Complete solutions for the Mamba architecture exercises.

In [None]:
import torch
import torch.nn as nn
import numpy as np
import matplotlib.pyplot as plt
from transformers import AutoModelForCausalLM, AutoTokenizer

device = torch.device('cuda' if torch.cuda.is_available() else 'cpu')

## Exercise Solution: State Evolution Analysis

In [None]:
# Load model
MODEL_NAME = 'state-spaces/mamba-130m-hf'
tokenizer = AutoTokenizer.from_pretrained(MODEL_NAME)
model = AutoModelForCausalLM.from_pretrained(MODEL_NAME, torch_dtype=torch.bfloat16, device_map='auto')

# Test texts
texts = {
    'Repetitive': 'the the the the the the the the the the',
    'Structured (Code)': 'def foo(x):\n    return x * 2\n\ndef bar(y):\n    return y + 1',
    'Diverse': 'Apple banana computer dance elephant future galaxy horizon ice jazz',
}

fig, axes = plt.subplots(len(texts), 2, figsize=(14, 4*len(texts)))

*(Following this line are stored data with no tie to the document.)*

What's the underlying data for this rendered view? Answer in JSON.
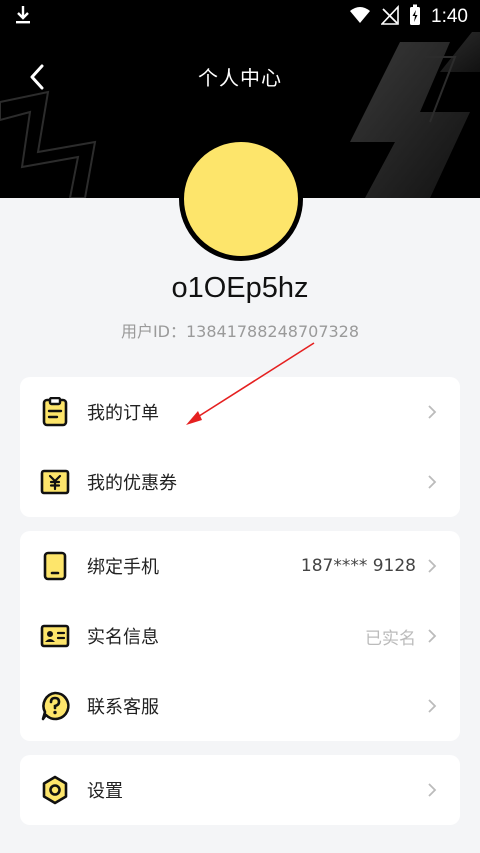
{
  "status_bar": {
    "time": "1:40"
  },
  "header": {
    "title": "个人中心"
  },
  "profile": {
    "username": "o1OEp5hz",
    "user_id": "用户ID：13841788248707328",
    "avatar_color": "#fde56b"
  },
  "menu_group_1": [
    {
      "label": "我的订单",
      "icon": "order-clipboard-icon"
    },
    {
      "label": "我的优惠券",
      "icon": "coupon-yen-icon"
    }
  ],
  "menu_group_2": [
    {
      "label": "绑定手机",
      "value": "187**** 9128",
      "icon": "phone-icon"
    },
    {
      "label": "实名信息",
      "value": "已实名",
      "icon": "id-card-icon"
    },
    {
      "label": "联系客服",
      "icon": "question-bubble-icon"
    }
  ],
  "menu_group_3": [
    {
      "label": "设置",
      "icon": "settings-hexagon-icon"
    }
  ],
  "colors": {
    "accent": "#fde56b",
    "header": "#000000",
    "annotation": "#e52020"
  }
}
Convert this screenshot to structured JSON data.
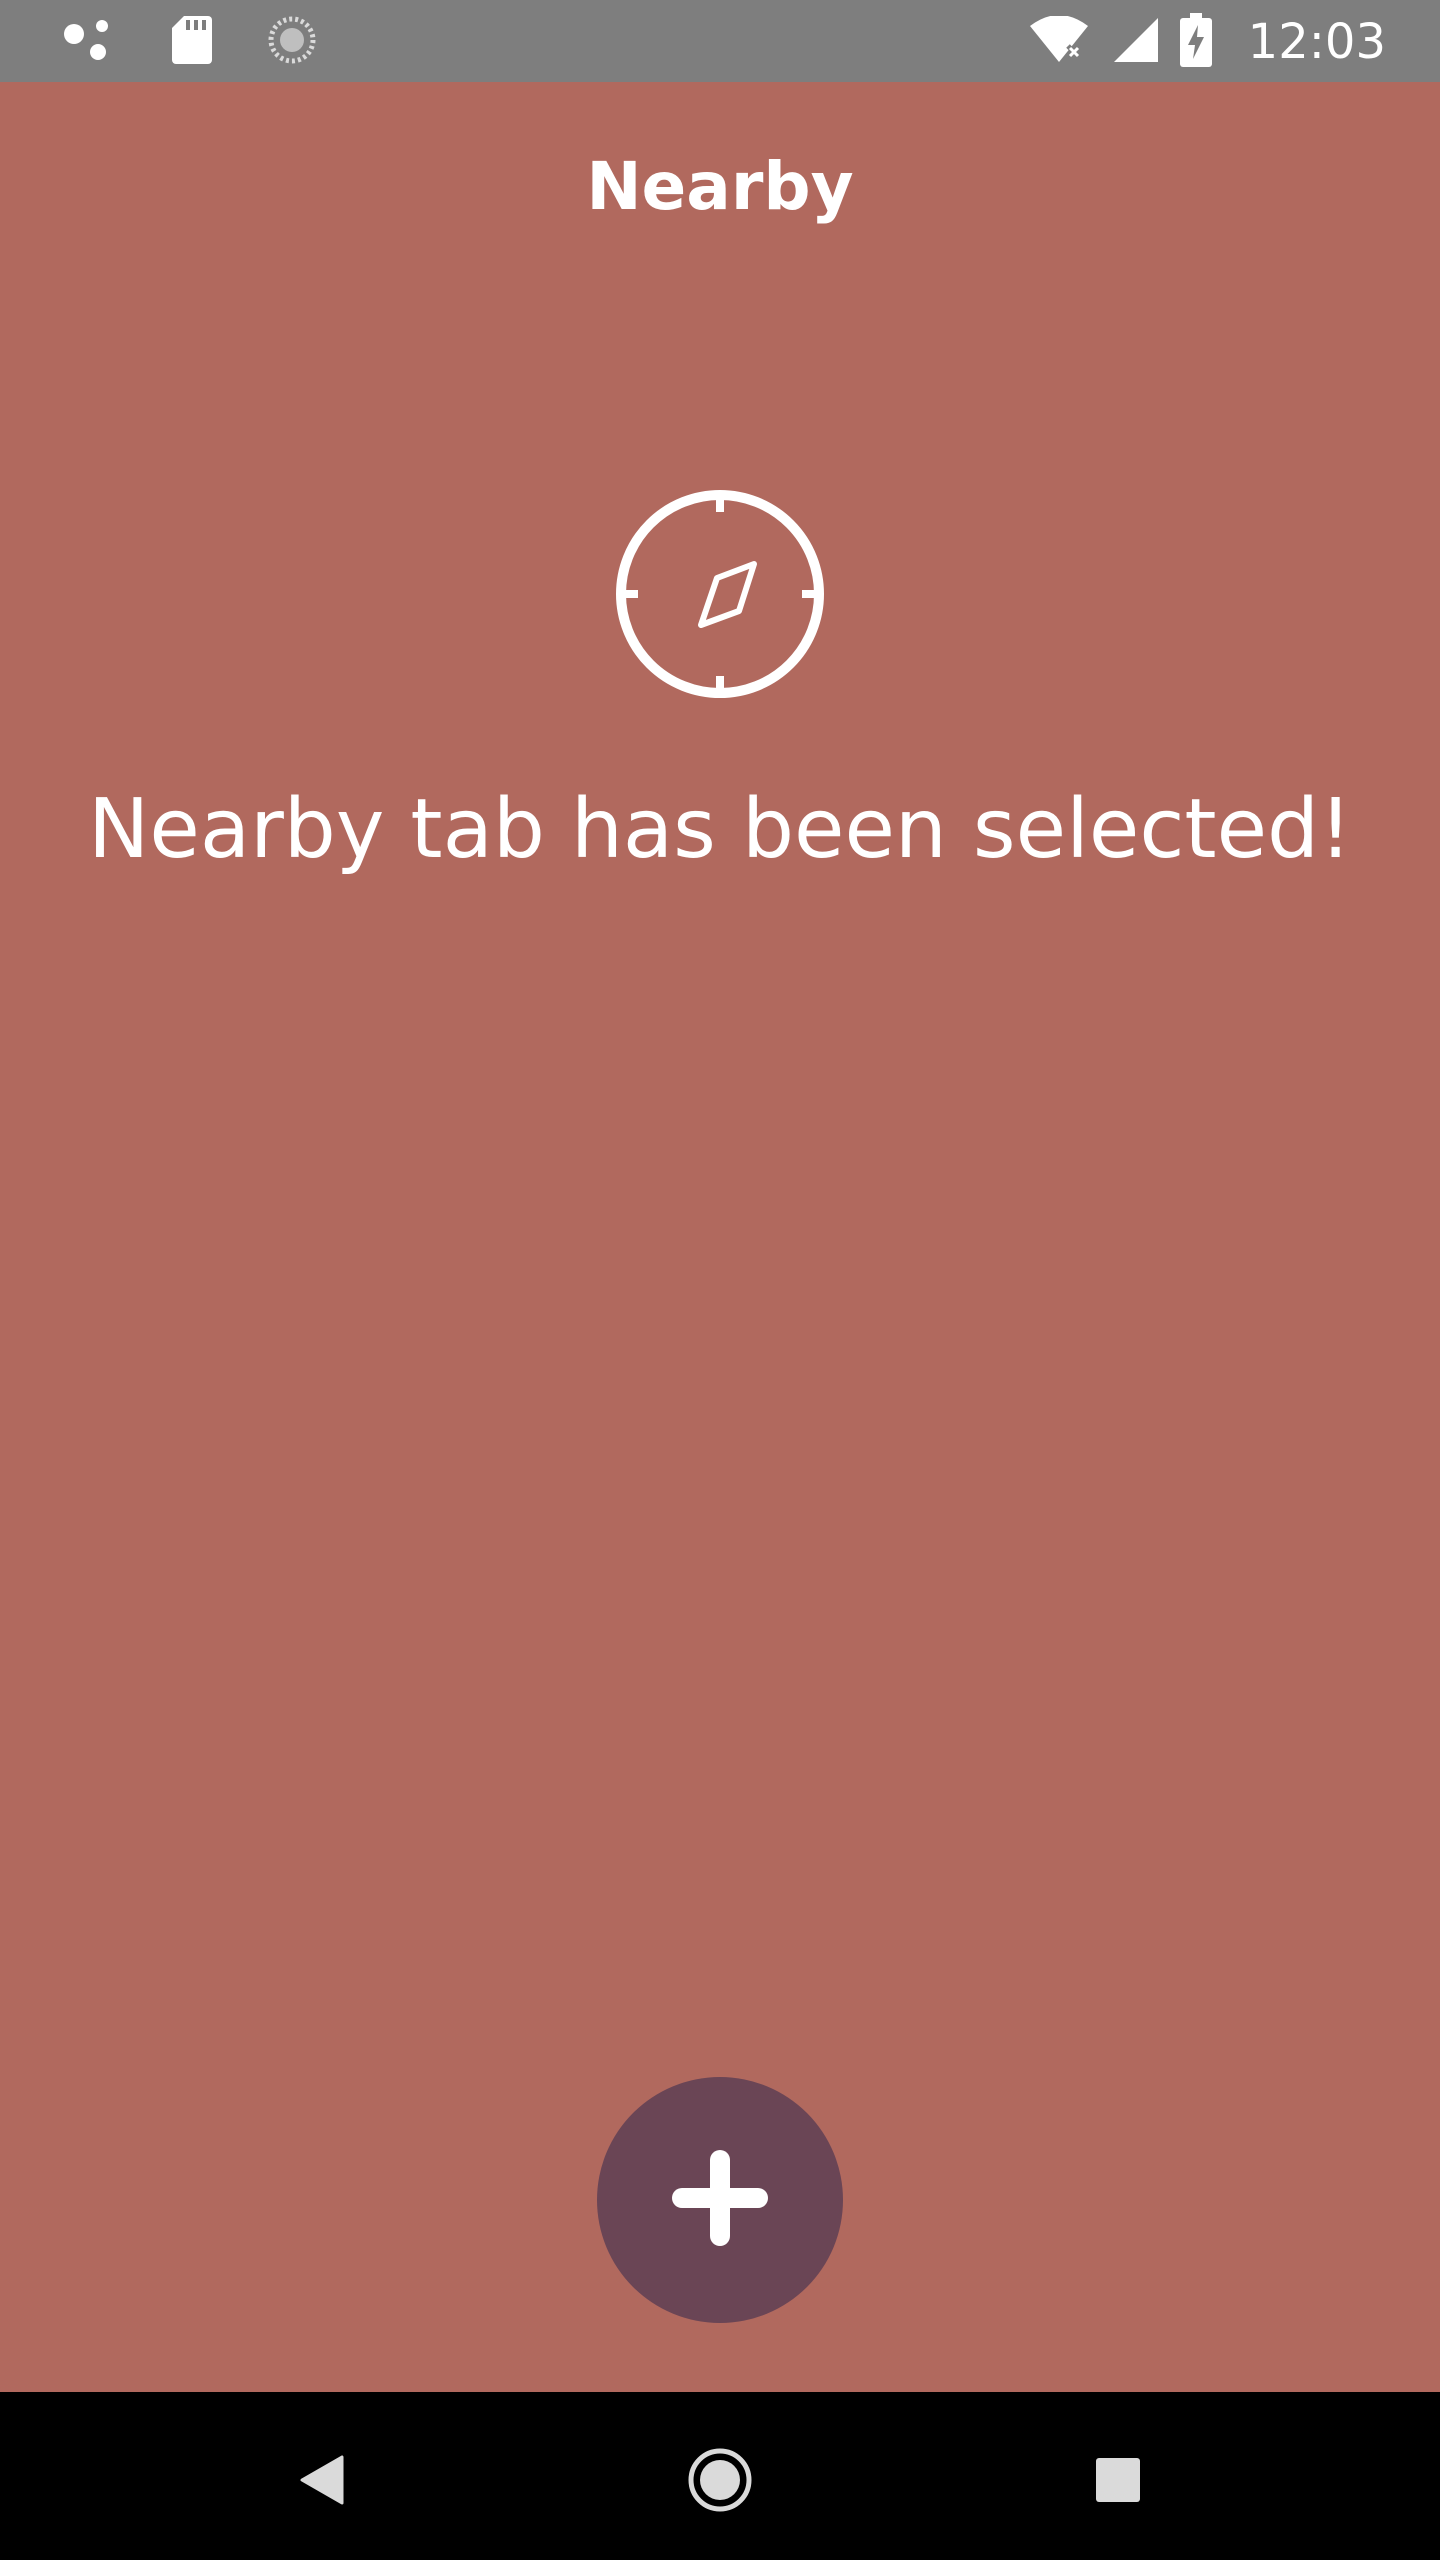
{
  "status_bar": {
    "time": "12:03",
    "icons": [
      "assistant-dots-icon",
      "sd-card-icon",
      "sync-circle-icon",
      "wifi-off-icon",
      "cell-signal-icon",
      "battery-charging-icon"
    ]
  },
  "app_bar": {
    "title": "Nearby"
  },
  "main": {
    "icon": "compass-icon",
    "message": "Nearby tab has been selected!"
  },
  "fab": {
    "icon": "plus-icon"
  },
  "navigation": {
    "buttons": [
      "back-icon",
      "home-icon",
      "recents-icon"
    ]
  },
  "colors": {
    "background": "#B1695E",
    "status_bar": "#7E7E7E",
    "fab": "#6A4555",
    "nav_bar": "#000000",
    "foreground": "#FFFFFF"
  }
}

for idx, (label, text) in enumerate(texts.items()):
    tokens = tokenizer.encode(text, add_special_tokens=False)[:30]
    input_ids = torch.tensor([tokens], device=device)
    
    with torch.no_grad():
        outputs = model(input_ids, output_hidden_states=True)
    
    hidden = outputs.hidden_states[1][0].cpu().numpy()[:, :32]
    
    # Heatmap
    axes[idx, 0].imshow(hidden.T, aspect='auto', cmap='RdBu_r')
    axes[idx, 0].set_title(f'{label}: State Evolution')
    axes[idx, 0].set_ylabel('State Dim')
    
    # State magnitude
    magnitudes = np.linalg.norm(outputs.hidden_states[1][0].cpu().numpy(), axis=1)
    axes[idx, 1].plot(magnitudes, 'b-', linewidth=2)
    axes[idx, 1].set_title(f'{label}: State Magnitude')
    axes[idx, 1].set_ylabel('L2 Norm')

axes[-1, 0].set_xlabel('Token Position')
axes[-1, 1].set_xlabel('Token Position')
plt.tight_layout()
plt.show()

print('\n Key Observations:')
print('1. Repetitive text: State converges to stable pattern')
print('2. Structured code: Regular patterns matching code structure')
print('3. Diverse text: High variance as model processes new concepts')

In [None]:
# Cleanup
del model, tokenizer
import gc
torch.cuda.empty_cache()
gc.collect()
print('Cleanup complete!')